4. Il caso delle attività di lobbying
Come si è appena detto, la nuova formulazione, contemplando l'ipotesi del mero esercizio delle funzioni o dei poteri, anche senza alcuna remunerazione (non essendosi la legge soffermata su questo punto)[19], arriva ad abbracciare la pattuizione di fatti, di "influenze", anche non costituenti reato.
É, un esempio tra tutti, il caso delle attività di lobbying: delle attività dei "gruppi di pressione", che fungono da collettori delle istanze dei consociati o di singoli gruppi o soggetti, presso il decisore pubblico che esercita le sue prerogative[20]; e in questo "processo per mezzo del quale i rappresentanti di gruppi d’interesse, agendo da intermediari, portano a conoscenza dei legislatori, dei decision makers, i desideri dei loro gruppi"[21], che di norma non prevede uno scambio di prestazioni utilitaristiche in senso stretto, in assenza di riferimenti legislativi chiari, alquanto nebulosi appaiono i confini di possibili fattispecie di reato.
E' un tema che la riforma c.d. "spazzacorrotti" ripropone con forza: va infatti ricordato che tanto la menzione dell’art. 318 nella clausola di riserva, quanto il riferimento all’esercizio della funzione, inizialmente compresi nel progetto della riforma del 2012, nell'ultimo passaggio parlamentare erano stati espunti al precipuo scopo di non dilatare eccessivamente il raggio d’azione dell’art. 346-bis. Si era infatti ritenuto che l’ancoraggio della mediazione illecita al compimento di un atto contrario ai doveri d’ufficio da parte del soggetto qualificato assicurasse alla fattispecie un accettabile grado di precisione, scongiurando, al tempo stesso, il rischio di incriminare legittime attività di lobbying[22]. Il legislatore del 2019 ha dunque riproposto la tematica con cognizione di causa: consapevole delle strade interpretative che gli operatori avrebbero potuto imboccare.

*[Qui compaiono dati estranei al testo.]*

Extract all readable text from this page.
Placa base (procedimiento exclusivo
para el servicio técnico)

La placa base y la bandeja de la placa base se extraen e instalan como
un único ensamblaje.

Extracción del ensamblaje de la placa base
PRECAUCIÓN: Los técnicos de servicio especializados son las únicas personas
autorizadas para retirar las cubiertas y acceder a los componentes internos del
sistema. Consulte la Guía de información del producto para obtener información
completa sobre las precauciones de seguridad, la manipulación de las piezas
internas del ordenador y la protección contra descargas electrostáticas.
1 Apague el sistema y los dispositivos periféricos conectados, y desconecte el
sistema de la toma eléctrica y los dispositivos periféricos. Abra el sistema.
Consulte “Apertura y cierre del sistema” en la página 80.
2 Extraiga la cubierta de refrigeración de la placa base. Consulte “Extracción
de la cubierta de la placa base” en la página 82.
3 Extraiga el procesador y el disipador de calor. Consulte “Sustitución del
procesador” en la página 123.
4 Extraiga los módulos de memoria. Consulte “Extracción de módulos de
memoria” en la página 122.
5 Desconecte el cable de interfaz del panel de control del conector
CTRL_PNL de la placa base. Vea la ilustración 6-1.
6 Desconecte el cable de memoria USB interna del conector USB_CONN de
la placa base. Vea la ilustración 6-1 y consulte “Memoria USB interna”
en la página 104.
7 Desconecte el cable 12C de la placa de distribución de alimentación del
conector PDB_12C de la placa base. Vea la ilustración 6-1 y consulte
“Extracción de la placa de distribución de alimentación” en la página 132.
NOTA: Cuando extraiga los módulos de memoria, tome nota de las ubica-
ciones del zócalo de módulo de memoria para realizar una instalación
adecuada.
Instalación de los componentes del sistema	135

Va però aggiunto che il dato di legge presenta, come già presentava nel 2012, un criterio d'orientamento utile: quello che fa leva proprio sull’utilizzo congiunto delle espressioni "indebitamente" e "illecita", contenute nella formula incriminatrice, le quali verrebbero ad assumere, almeno in talune ipotesi, un peso determinante nella tipizzazione del fatto. Si potrebbero evocare casi in cui il mediatore ottenga un pagamento indebito per il compimento di un'attività che, almeno rispetto al soggetto qualificato, risulti di per sé lecita: si pensi all’azione, appunto, di soggetti che agiscano per conto di portatori di interessi particolari, a favore dell’introduzione o, viceversa, dell' abrogazione di leggi.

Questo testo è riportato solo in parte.